Tennessee’s largest self-described Christian university has officially recognized a student group that seeks to “examine the intersection of Christian faith and LGBT related issues through group discussion.”
After having twice rejected the application of Bridge Builders, Belmont University, which severed its ties with the Tennessee Baptist Convention in 2007, confirmed the decision to accept the pro-gay “equality” group through a joint statement Friday from Belmont Provost Thomas Burns and Bridge Builders President Robbie Maris.
“This outcome represents many months of conversation, collaboration and cooperation between Belmont students, faculty and staff,” read the statement, which appeared in The Tennessean.
“Our commitment to work together in developing this meaningful and important group on our campus reflects our community’s spirit of collaboration and dialog as we strengthen our diverse Christian community of learning and service through disciplined intelligence and compassion,” it added.

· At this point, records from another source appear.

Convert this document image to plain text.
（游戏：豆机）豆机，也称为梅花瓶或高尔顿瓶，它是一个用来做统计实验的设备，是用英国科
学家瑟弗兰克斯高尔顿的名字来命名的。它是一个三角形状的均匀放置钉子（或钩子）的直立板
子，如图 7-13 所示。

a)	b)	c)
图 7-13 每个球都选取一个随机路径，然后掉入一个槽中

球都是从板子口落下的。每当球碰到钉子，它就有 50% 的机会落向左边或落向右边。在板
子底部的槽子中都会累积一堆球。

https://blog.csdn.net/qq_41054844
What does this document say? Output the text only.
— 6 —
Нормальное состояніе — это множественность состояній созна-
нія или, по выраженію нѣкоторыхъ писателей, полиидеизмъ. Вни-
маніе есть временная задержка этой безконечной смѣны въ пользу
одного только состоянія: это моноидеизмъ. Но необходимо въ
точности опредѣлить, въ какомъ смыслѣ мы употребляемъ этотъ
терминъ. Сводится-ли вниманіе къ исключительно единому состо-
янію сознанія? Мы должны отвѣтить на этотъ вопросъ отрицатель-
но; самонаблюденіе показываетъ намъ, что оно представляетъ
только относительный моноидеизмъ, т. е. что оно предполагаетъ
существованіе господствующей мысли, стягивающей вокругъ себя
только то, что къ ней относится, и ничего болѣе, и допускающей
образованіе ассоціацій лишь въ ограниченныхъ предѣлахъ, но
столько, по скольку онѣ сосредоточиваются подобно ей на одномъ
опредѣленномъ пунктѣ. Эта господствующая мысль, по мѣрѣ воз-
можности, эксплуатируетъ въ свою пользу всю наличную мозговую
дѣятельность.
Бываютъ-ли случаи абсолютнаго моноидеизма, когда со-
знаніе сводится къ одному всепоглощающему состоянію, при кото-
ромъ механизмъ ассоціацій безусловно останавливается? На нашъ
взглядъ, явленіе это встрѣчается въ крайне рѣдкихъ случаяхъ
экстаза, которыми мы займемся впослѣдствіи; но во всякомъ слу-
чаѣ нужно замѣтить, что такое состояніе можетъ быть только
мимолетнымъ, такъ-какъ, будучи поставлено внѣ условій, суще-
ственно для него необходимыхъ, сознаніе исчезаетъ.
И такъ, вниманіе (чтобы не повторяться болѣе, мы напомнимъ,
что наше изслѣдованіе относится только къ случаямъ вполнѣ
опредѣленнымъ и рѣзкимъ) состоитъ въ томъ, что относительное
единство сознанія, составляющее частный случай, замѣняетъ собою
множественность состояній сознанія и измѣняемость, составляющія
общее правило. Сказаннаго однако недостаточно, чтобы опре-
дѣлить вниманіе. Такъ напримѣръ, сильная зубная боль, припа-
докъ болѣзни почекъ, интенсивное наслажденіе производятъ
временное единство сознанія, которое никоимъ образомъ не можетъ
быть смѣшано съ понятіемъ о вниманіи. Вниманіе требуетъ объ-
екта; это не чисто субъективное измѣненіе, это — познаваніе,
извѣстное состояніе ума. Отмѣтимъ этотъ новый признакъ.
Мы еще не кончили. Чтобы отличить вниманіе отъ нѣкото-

According to Bridge Builders, the newly recognized group “operates to promote healthy, respectful exchanges concerning faith and sexuality, bearing in mind that these are not mutually exclusive.”
“We recognize God’s love as timeless, and believe that He blesses any attempt to bridge a divide between His sons and daughters,” it adds.
Notably, the decision to recognize Bridge Builders as an official student organization at Belmont comes just weeks after the school’s trustees decided to include sexual orientation as a protected status in its governing policies.
“Having severed its Baptist roots, Belmont University’s Trustees voted on Wednesday to sever its roots with historic, orthodox Christianity, too,” remarked David Fowler, president of the Family Action Council of Tennessee, not long after the trustees’ Jan. 26 vote.
Friday’s announcement also comes not long after the nationally-covered departure of the school’s former soccer coach, Lisa Howe, who had acknowledged that her same-sex partner was pregnant with their first child.
According to the university’s website, the school maintains that it is a “Christian community” that espouses Christian values. Faculty administrators and staff are to “uphold Jesus as the Christ and the measure of all things,” the site adds.
In addition to being the largest self-described Christian university in Tennessee, Belmont also boasts itself as the second largest private university in the state, behind nearby Vanderbilt University.